Porque todo aquel a quien elijamos para gobernar, todo el que se postule por un cargo de elección pública, es un político. Solo que es preferible que lo sea realmente. Es decir que se trate de alguien entrenado para ejercer responsabilidades públicas. Que haya hecho carrera y ejercido cargos diversos. Que haya sido alcalde, gobernador, diputado, ministro o concejal y luego sí opte a la primera magistratura. Que no sea un advenedizo.

De lo contrario los electores se pueden encontrar con sorpresas. Como la de los peruanos con ese outsider totalitario llamado Fujimori. Los ecuatorianos ante esa figura caricaturesca de nombre Bucaram. Y los venezolanos gracias al retorno al paleolítico que representó un teniente coronel de cuyo nombre no queremos acordarnos.

Pero no es fácil. Aunque ya sabemos que el teniente coronel condujo al país a un proceso de destrucción inenarrable, nos cuesta entender que la política tiene que ser ejercida como un servicio. Que no hay salvadores de la patria. Ni improvisados, ni preparados. Y que solo la existencia de proyectos sólidos y dirigentes políticos bien entrenados protejen a los pueblos y las naciones de procesos de destrucción como el que ha vivido Venezuela en manos de la élite político militar narcotraficante que la mal gobierna desde hace veinte años.

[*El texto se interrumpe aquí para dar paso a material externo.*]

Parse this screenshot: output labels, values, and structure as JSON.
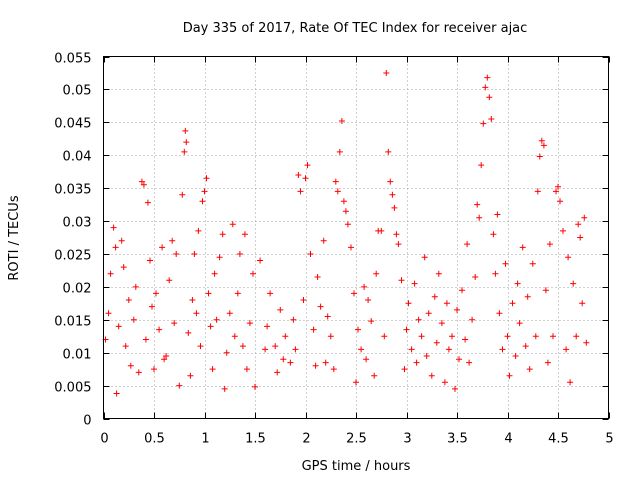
{
  "chart_data": {
    "type": "scatter",
    "title": "Day 335 of 2017, Rate Of TEC Index for receiver ajac",
    "xlabel": "GPS time / hours",
    "ylabel": "ROTI / TECUs",
    "xlim": [
      0,
      5
    ],
    "ylim": [
      0,
      0.055
    ],
    "xticks": [
      "0",
      "0.5",
      "1",
      "1.5",
      "2",
      "2.5",
      "3",
      "3.5",
      "4",
      "4.5",
      "5"
    ],
    "yticks": [
      "0",
      "0.005",
      "0.01",
      "0.015",
      "0.02",
      "0.025",
      "0.03",
      "0.035",
      "0.04",
      "0.045",
      "0.05",
      "0.055"
    ],
    "grid": true,
    "marker": "+",
    "color": "#ff0000",
    "series": [
      {
        "values": [
          [
            0.02,
            0.012
          ],
          [
            0.05,
            0.016
          ],
          [
            0.07,
            0.022
          ],
          [
            0.1,
            0.029
          ],
          [
            0.12,
            0.026
          ],
          [
            0.13,
            0.0038
          ],
          [
            0.15,
            0.014
          ],
          [
            0.18,
            0.027
          ],
          [
            0.2,
            0.023
          ],
          [
            0.22,
            0.011
          ],
          [
            0.25,
            0.018
          ],
          [
            0.27,
            0.008
          ],
          [
            0.3,
            0.015
          ],
          [
            0.32,
            0.02
          ],
          [
            0.35,
            0.007
          ],
          [
            0.38,
            0.036
          ],
          [
            0.4,
            0.0355
          ],
          [
            0.42,
            0.012
          ],
          [
            0.44,
            0.0328
          ],
          [
            0.46,
            0.024
          ],
          [
            0.48,
            0.017
          ],
          [
            0.5,
            0.0075
          ],
          [
            0.52,
            0.019
          ],
          [
            0.55,
            0.0135
          ],
          [
            0.58,
            0.026
          ],
          [
            0.6,
            0.009
          ],
          [
            0.62,
            0.0095
          ],
          [
            0.65,
            0.021
          ],
          [
            0.68,
            0.027
          ],
          [
            0.7,
            0.0145
          ],
          [
            0.72,
            0.025
          ],
          [
            0.75,
            0.005
          ],
          [
            0.78,
            0.034
          ],
          [
            0.8,
            0.0405
          ],
          [
            0.81,
            0.0437
          ],
          [
            0.82,
            0.042
          ],
          [
            0.84,
            0.013
          ],
          [
            0.86,
            0.0065
          ],
          [
            0.88,
            0.018
          ],
          [
            0.9,
            0.025
          ],
          [
            0.92,
            0.016
          ],
          [
            0.94,
            0.0285
          ],
          [
            0.96,
            0.011
          ],
          [
            0.98,
            0.033
          ],
          [
            1.0,
            0.0345
          ],
          [
            1.02,
            0.0365
          ],
          [
            1.04,
            0.019
          ],
          [
            1.06,
            0.014
          ],
          [
            1.08,
            0.0075
          ],
          [
            1.1,
            0.022
          ],
          [
            1.12,
            0.015
          ],
          [
            1.15,
            0.0245
          ],
          [
            1.18,
            0.028
          ],
          [
            1.2,
            0.0045
          ],
          [
            1.22,
            0.01
          ],
          [
            1.25,
            0.016
          ],
          [
            1.28,
            0.0295
          ],
          [
            1.3,
            0.0125
          ],
          [
            1.33,
            0.019
          ],
          [
            1.35,
            0.025
          ],
          [
            1.38,
            0.011
          ],
          [
            1.4,
            0.028
          ],
          [
            1.42,
            0.0075
          ],
          [
            1.45,
            0.0145
          ],
          [
            1.48,
            0.022
          ],
          [
            1.5,
            0.0048
          ],
          [
            1.55,
            0.024
          ],
          [
            1.6,
            0.0105
          ],
          [
            1.62,
            0.014
          ],
          [
            1.65,
            0.019
          ],
          [
            1.7,
            0.011
          ],
          [
            1.72,
            0.007
          ],
          [
            1.75,
            0.0165
          ],
          [
            1.78,
            0.009
          ],
          [
            1.8,
            0.0125
          ],
          [
            1.85,
            0.0085
          ],
          [
            1.88,
            0.015
          ],
          [
            1.9,
            0.0105
          ],
          [
            1.93,
            0.037
          ],
          [
            1.95,
            0.0345
          ],
          [
            1.98,
            0.018
          ],
          [
            2.0,
            0.0365
          ],
          [
            2.02,
            0.0385
          ],
          [
            2.05,
            0.025
          ],
          [
            2.08,
            0.0135
          ],
          [
            2.1,
            0.008
          ],
          [
            2.12,
            0.0215
          ],
          [
            2.15,
            0.017
          ],
          [
            2.18,
            0.027
          ],
          [
            2.2,
            0.0085
          ],
          [
            2.22,
            0.0155
          ],
          [
            2.25,
            0.0125
          ],
          [
            2.28,
            0.0075
          ],
          [
            2.3,
            0.036
          ],
          [
            2.32,
            0.0345
          ],
          [
            2.34,
            0.0405
          ],
          [
            2.36,
            0.0452
          ],
          [
            2.38,
            0.033
          ],
          [
            2.4,
            0.0315
          ],
          [
            2.42,
            0.0295
          ],
          [
            2.45,
            0.026
          ],
          [
            2.48,
            0.019
          ],
          [
            2.5,
            0.0055
          ],
          [
            2.52,
            0.0135
          ],
          [
            2.55,
            0.0105
          ],
          [
            2.58,
            0.02
          ],
          [
            2.6,
            0.009
          ],
          [
            2.62,
            0.018
          ],
          [
            2.65,
            0.0148
          ],
          [
            2.68,
            0.0065
          ],
          [
            2.7,
            0.022
          ],
          [
            2.72,
            0.0285
          ],
          [
            2.75,
            0.0285
          ],
          [
            2.78,
            0.0125
          ],
          [
            2.8,
            0.0525
          ],
          [
            2.82,
            0.0405
          ],
          [
            2.84,
            0.036
          ],
          [
            2.86,
            0.034
          ],
          [
            2.88,
            0.032
          ],
          [
            2.9,
            0.028
          ],
          [
            2.92,
            0.0265
          ],
          [
            2.95,
            0.021
          ],
          [
            2.98,
            0.0075
          ],
          [
            3.0,
            0.0135
          ],
          [
            3.02,
            0.0175
          ],
          [
            3.05,
            0.0105
          ],
          [
            3.08,
            0.0205
          ],
          [
            3.1,
            0.0085
          ],
          [
            3.12,
            0.015
          ],
          [
            3.15,
            0.0125
          ],
          [
            3.18,
            0.0245
          ],
          [
            3.2,
            0.0095
          ],
          [
            3.22,
            0.016
          ],
          [
            3.25,
            0.0065
          ],
          [
            3.28,
            0.0185
          ],
          [
            3.3,
            0.0115
          ],
          [
            3.32,
            0.022
          ],
          [
            3.35,
            0.0145
          ],
          [
            3.38,
            0.0055
          ],
          [
            3.4,
            0.0175
          ],
          [
            3.42,
            0.0105
          ],
          [
            3.45,
            0.0125
          ],
          [
            3.48,
            0.0045
          ],
          [
            3.5,
            0.0165
          ],
          [
            3.52,
            0.009
          ],
          [
            3.55,
            0.0195
          ],
          [
            3.58,
            0.012
          ],
          [
            3.6,
            0.0265
          ],
          [
            3.62,
            0.0085
          ],
          [
            3.65,
            0.015
          ],
          [
            3.68,
            0.0215
          ],
          [
            3.7,
            0.0325
          ],
          [
            3.72,
            0.0305
          ],
          [
            3.74,
            0.0385
          ],
          [
            3.76,
            0.0448
          ],
          [
            3.78,
            0.0503
          ],
          [
            3.8,
            0.0518
          ],
          [
            3.82,
            0.0488
          ],
          [
            3.84,
            0.0455
          ],
          [
            3.86,
            0.028
          ],
          [
            3.88,
            0.022
          ],
          [
            3.9,
            0.031
          ],
          [
            3.92,
            0.016
          ],
          [
            3.95,
            0.0105
          ],
          [
            3.98,
            0.0235
          ],
          [
            4.0,
            0.0125
          ],
          [
            4.02,
            0.0065
          ],
          [
            4.05,
            0.0175
          ],
          [
            4.08,
            0.0095
          ],
          [
            4.1,
            0.0205
          ],
          [
            4.12,
            0.0145
          ],
          [
            4.15,
            0.026
          ],
          [
            4.18,
            0.011
          ],
          [
            4.2,
            0.0185
          ],
          [
            4.22,
            0.0075
          ],
          [
            4.25,
            0.0235
          ],
          [
            4.28,
            0.0125
          ],
          [
            4.3,
            0.0345
          ],
          [
            4.32,
            0.0398
          ],
          [
            4.34,
            0.0422
          ],
          [
            4.36,
            0.0415
          ],
          [
            4.38,
            0.0195
          ],
          [
            4.4,
            0.0085
          ],
          [
            4.42,
            0.0265
          ],
          [
            4.45,
            0.0125
          ],
          [
            4.48,
            0.0345
          ],
          [
            4.5,
            0.0352
          ],
          [
            4.52,
            0.033
          ],
          [
            4.55,
            0.0285
          ],
          [
            4.58,
            0.0105
          ],
          [
            4.6,
            0.0245
          ],
          [
            4.62,
            0.0055
          ],
          [
            4.65,
            0.0205
          ],
          [
            4.68,
            0.0125
          ],
          [
            4.7,
            0.0295
          ],
          [
            4.72,
            0.0275
          ],
          [
            4.74,
            0.0175
          ],
          [
            4.76,
            0.0305
          ],
          [
            4.78,
            0.0115
          ]
        ]
      }
    ]
  }
}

Sin embargo, una parte importante de la propia población que se opone al gobierno militarista rojo vuelve con frecuencia a la anti política. Sigue aferrada a la esperanza de que aparezca un salvador de la patria. Y, algunas veces con ensañamiento emocional, cae en las trampas que le tienden los laboratorios oficialistas desde las redes sociales y, más que hacer críticas necesarias, se dedica a despotricar, difamar y, en casos extremos, defenestrar a la dirigencia democrática. A Henrique Capriles, primero se le celebró y luego se le dejó caer. Igual ocurrió con Leopoldo López. Y ahora existen muchos interesados en desatar un proceso similar contra Juan Guaidó.

A veces somos inconsistentes. Como aquellos hinchas de fútbol que apoyan a su equipo cuando gana, pero abandonan la cancha antes del final cuando va perdiendo. Con la diferencia de que en política no hay un equipo que juegue por nosotros. Nosotros somos también el equipo. Y en esta ocasión, en el gran juego macabro que se produce en el país, tenemos todas las de perder porque el equipo al que nos oponemos, la tiranía cívico militar, no juega limpio: tiene el árbitro de su lado y en vez de balones usa armas de fuego, encarcela, persigue, tortura y asesina a sus adversarios. Y cuando puede los saca de la cancha. Los condenan al exilio.

En eso pienso ahora, acá en Bogotá, desde donde escribo, cuando reviso la declaración hecha por el poco más de veinte diputados venezolanos en el exilio reunidos esta semana en esta capital. Los diputados opositores de la resistencia democrática son todos activistas políticos que han corrido, y siguen corriendo, riesgos personales extremos. Que han sido golpeados y apaleados en pleno palacio federal legislativo, encarcelados y torturados como Juan Requesens, o que han debido optar por el exilio para, como ocurrió con Julio Borges y centenares de activistas más, impedir que Nicolás Maduro los lleve a la cárcel.

La reunión de los veinte diputados exiliados nos habla, por una parte, de la vergüenza histórica de un proyecto político que ha intentado desmantelar, sin lograrlo plenamente, nuestro parlamento y se sostienen solo por la fuerza de las armas y la represión. Y, de la otra, de la resistencia política de los demócratas venezolanos que tienen en sus representantes constitucionalmente electos a la Asamblea Nacional, la única autoridad legítima del país en estos tiempos oscuros. Algo que no debemos olvidar cuando la desesperanza nos acosa y la antipolítica ataca de nuevo.